Amen, amen, I say to you,
unless you eat the Flesh of the Son of Man and drink his Blood,
you do not have life within you.
The drinking of blood had been strongly prohibited by the Torah such that all animal sacrifices would need to be drained of blood before they could be consumed. The reason was that the life of the animal was in the blood and that life belonged to God (see Leviticus 17:14). But now it was precisely through the blood of his human body that Jesus desired to share his own divine life with the world. He was God, and this blood belonged to him to do with what he chose.
Whoever eats my Flesh and drinks my Blood
has eternal life,
and I will raise him on the last day.
The blood of bulls and goats could not take away sin (see Hebrews 4:10). The blood of the Paschal lamb in Egypt caused the angel of death not to slay the first born of the Israelites, but even marked by that blood they would all still die eventually. Only the blood of Jesus could truly take away sin and grant eternal life. There is so much we can learn from the deeply physical remedy Jesus provided to the problems of sin and death. Among them is how deeply ingrained into the material world that the problem of sin has become, affecting not just the souls of men and women, but also their bodies. But fortunately it also implies that the redemption Jesus desires for us is not merely to provide a Platonic escape route for disembodied souls. He desires to save bodies as well. The goodness of creation was compromised by sin, but not lost. It is in the Flesh and Blood of Jesus himself that it is restored. The further we distance ourselves from the reality of the Eucharist the more we also distance ourselves from the full reality, physical and spiritual, of our redemption.

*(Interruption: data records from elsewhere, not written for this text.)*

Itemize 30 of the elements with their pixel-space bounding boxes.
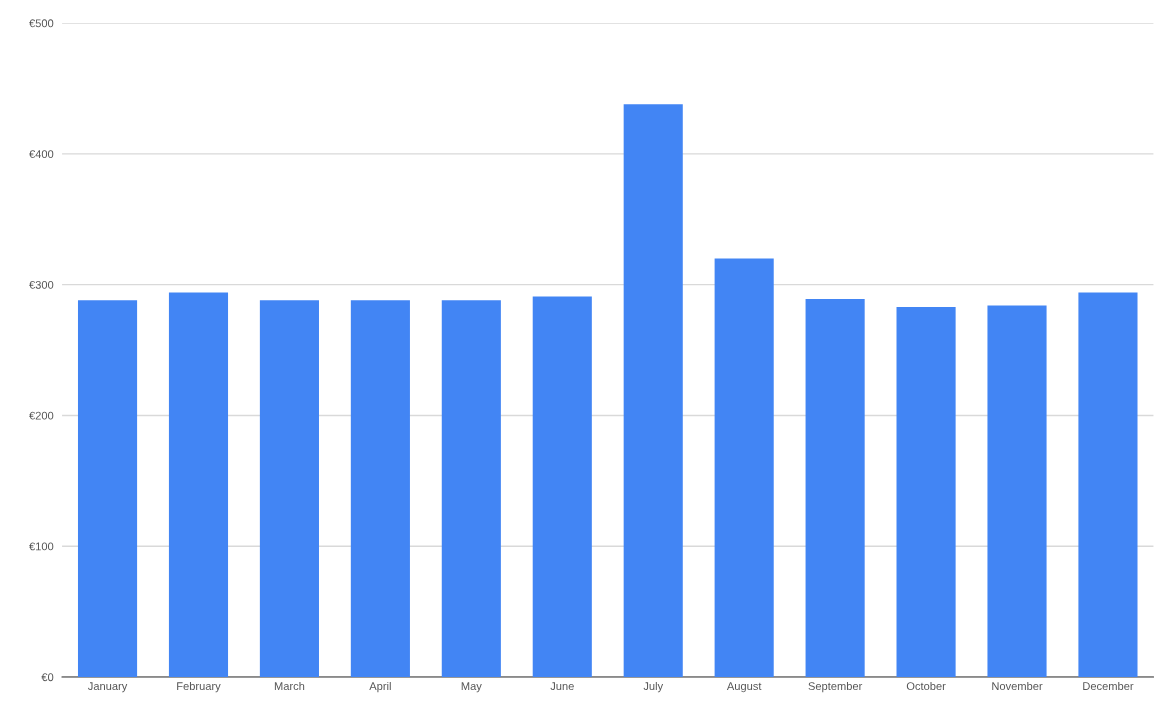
x-tick-label: October (906, 681, 946, 691)
bar (1078, 292, 1138, 678)
x-tick-label: July (643, 681, 664, 693)
x-tick-label: December (1083, 681, 1134, 691)
x-tick-label: April (369, 681, 391, 693)
bar (350, 300, 410, 678)
bar (896, 306, 956, 678)
bar (77, 300, 138, 678)
bar (623, 104, 683, 678)
x-tick-label: September (808, 681, 863, 693)
bar (714, 258, 774, 678)
bar (987, 305, 1047, 678)
x-tick-label: February (177, 681, 221, 693)
x-tick-label: May (461, 682, 482, 693)
x-tick-label: March (274, 681, 305, 691)
bar (805, 299, 865, 678)
x-tick-label: June (550, 682, 574, 691)
bar (168, 292, 229, 678)
y-tick-label: €300 (29, 280, 54, 289)
x-tick-label: January (87, 682, 128, 693)
y-tick-label: €0 (41, 673, 54, 682)
x-tick-label: November (992, 681, 1043, 691)
bar (441, 300, 501, 678)
x-tick-label: August (726, 682, 762, 693)
bar (259, 300, 319, 678)
y-tick-label: €100 (29, 542, 54, 551)
y-tick-label: €400 (29, 150, 54, 158)
bar (532, 296, 592, 678)
y-tick-label: €500 (29, 19, 54, 28)
y-tick-label: €200 (29, 411, 54, 420)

Whoever eats my Flesh and drinks my Blood
remains in me and I in him.
We might have imagined that Jesus would have desired to establish a communion with us that was entirely spiritual, something utterly untethered to our material circumstances, available to us at any moment and in any place. But in just the same way that Jesus made himself the necessary locus of obtaining wisdom, so too did he make his Flesh and Blood the locus of the true communion. Widely available though it was to be it was nevertheless not going to be up to us to seek it anywhere we felt like seeking it. It was the oddly specific particularity of his offer that defined where salvation was to be found. To receive salvation and grow in communion we must learn to accept this offer, which no one would have guessed in advance, which sometimes seems strange even to those with faith in Jesus. Receiving his teaching requires thinking in a higher mode than the merely empirical and material perspectives that usually guide us. It requires, as he insisted, being drawn by the Father in the darkness of faith. The words Jesus spoke were Spirit and life, and only by the gift of the Spirit can we truly receive them.
Saul, my brother, the Lord has sent me,
Jesus who appeared to you on the way by which you came,
that you may regain your sight and be filled with the Holy Spirit.
There is a real way in which we are blind to the things of faith until the Lord removes the scales from our eyes. In order to draw more deeply into the mystery of his life and love let us ask him to illuminate us, just as he did for Saul in Damascus. After he has done so we too may eat and truly recovery our spiritual strength. Then we too will be made strong as witnesses to proclaim Jesus, "that he is the Son of God".